Ovviamente non ho nessuna intenzione di piegarmi ai suoi ridicoli ordini ed ingiunzioni. L'avverto che chiunque tenterà, in seguito alla sua ordinanza, di derubarmi dell'importo da lei illegittimamente richiesto sarà da me considerato, trattato e giustiziato come ladro e rapinatore. Contro la criminalità legale di chi, come lei ed i suoi complici, non indietreggia di fronte al furto, alla violenza ed all'omicidio, pur di costringere altri ad azioni arbitrarie, come, nella fattispecie, indossare le cinture di sicurezza, è giusto che non vi sia né rispetto né pietà.

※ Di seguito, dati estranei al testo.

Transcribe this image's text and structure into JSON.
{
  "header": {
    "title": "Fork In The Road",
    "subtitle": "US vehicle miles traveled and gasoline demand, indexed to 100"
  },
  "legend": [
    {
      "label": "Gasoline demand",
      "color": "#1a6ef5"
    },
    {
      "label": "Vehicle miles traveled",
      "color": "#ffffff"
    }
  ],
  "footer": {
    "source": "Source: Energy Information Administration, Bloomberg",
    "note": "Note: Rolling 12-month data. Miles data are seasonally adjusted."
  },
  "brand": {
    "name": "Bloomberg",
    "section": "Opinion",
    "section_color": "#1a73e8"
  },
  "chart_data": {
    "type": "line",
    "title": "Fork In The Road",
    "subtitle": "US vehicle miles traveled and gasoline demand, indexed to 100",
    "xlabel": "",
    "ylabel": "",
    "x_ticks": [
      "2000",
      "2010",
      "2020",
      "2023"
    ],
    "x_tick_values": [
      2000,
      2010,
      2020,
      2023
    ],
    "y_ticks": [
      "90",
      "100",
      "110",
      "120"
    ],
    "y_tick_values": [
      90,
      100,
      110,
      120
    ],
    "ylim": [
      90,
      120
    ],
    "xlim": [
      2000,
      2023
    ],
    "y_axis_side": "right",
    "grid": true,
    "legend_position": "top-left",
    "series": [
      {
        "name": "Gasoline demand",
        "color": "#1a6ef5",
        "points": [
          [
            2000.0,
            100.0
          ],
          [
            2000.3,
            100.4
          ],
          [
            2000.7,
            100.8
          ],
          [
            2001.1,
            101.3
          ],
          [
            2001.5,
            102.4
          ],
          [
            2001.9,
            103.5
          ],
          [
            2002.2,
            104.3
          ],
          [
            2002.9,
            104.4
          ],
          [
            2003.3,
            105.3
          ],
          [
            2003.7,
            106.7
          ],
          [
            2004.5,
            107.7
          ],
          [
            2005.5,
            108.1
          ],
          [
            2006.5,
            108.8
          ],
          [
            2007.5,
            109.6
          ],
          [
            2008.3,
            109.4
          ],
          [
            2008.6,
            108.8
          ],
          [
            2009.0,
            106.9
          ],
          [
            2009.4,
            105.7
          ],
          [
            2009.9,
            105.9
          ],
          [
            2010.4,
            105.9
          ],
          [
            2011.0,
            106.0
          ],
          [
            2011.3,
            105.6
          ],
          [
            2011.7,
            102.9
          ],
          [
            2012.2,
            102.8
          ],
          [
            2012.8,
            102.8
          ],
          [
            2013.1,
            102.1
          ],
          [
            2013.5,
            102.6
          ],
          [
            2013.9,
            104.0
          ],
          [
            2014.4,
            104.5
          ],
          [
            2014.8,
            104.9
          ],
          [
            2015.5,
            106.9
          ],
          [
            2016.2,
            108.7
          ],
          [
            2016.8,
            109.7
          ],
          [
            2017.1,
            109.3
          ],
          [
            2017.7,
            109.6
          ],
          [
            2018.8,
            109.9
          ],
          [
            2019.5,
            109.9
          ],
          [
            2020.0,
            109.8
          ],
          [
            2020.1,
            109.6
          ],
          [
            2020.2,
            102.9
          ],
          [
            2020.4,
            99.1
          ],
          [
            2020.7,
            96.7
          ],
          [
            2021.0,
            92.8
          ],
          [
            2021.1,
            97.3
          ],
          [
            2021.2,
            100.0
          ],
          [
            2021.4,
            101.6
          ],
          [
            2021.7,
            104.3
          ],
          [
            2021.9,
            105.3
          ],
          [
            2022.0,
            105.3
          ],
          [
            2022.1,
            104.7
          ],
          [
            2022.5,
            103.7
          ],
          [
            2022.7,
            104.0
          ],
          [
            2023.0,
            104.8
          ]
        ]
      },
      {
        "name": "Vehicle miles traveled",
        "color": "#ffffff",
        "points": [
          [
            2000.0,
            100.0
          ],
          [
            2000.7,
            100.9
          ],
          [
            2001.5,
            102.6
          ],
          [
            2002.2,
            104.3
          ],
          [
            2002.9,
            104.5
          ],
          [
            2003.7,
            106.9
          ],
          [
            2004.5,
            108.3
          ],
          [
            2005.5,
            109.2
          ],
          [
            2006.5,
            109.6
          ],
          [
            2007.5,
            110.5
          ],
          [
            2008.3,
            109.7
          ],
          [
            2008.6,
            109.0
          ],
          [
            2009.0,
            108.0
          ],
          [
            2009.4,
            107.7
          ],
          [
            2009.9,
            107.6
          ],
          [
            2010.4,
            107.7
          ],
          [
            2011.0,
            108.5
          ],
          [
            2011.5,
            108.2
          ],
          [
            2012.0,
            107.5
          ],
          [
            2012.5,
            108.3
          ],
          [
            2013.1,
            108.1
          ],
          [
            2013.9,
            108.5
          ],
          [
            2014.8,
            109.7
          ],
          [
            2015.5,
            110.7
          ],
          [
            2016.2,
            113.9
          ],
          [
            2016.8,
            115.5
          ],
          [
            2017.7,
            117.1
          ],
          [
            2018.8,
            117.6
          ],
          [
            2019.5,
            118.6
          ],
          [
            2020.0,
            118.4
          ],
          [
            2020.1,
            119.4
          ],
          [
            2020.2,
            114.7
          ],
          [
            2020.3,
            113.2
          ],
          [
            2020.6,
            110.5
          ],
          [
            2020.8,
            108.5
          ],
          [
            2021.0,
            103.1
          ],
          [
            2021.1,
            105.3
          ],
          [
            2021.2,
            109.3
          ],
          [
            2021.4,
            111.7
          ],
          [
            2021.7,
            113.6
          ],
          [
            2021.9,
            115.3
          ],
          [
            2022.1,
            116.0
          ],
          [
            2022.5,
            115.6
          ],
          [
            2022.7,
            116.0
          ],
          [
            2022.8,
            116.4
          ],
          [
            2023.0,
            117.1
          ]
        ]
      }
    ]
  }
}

Molti, sciocchi o superficiali, potrebbero acriticamente considerare esagerata una tale reazione da uomo libero alla violenza criminale organizzata, costituita dalla repubblica italiana e dalle sue leggi, così come è stata acriticamente considerata esagerata l' azione dell'uomo che, in Germania, in questi giorni, ha provocato una strage in tribunale (però, posto che avesse ragione, quell'uomo era un Eroe), ma ritengo che sia più onorevole morire combattendo questa rivoltante repubblica piuttosto che sopravvivere come suoi schiavi.
In fede.
Marcello Gardani

P.S.: Per il timore che, a causa del mio recente trasloco all' indirizzo sopra riportato, i suoi complici possano non trovarmi in casa, aggiungo anche il mio nuovo numero di telefono, così che mi possiate avvertire della vostra attesissima venuta, a cui non mancherei per nessuna ragione al mondo. Anzi, una sua visita di persona sarebbe molto gradita. La reputo improbabile, perché nascondersi dietro gli altri è assai più comodo e perché l'arroganza dei dittatorelli è spesso inversamente proporzionale al loro coraggio.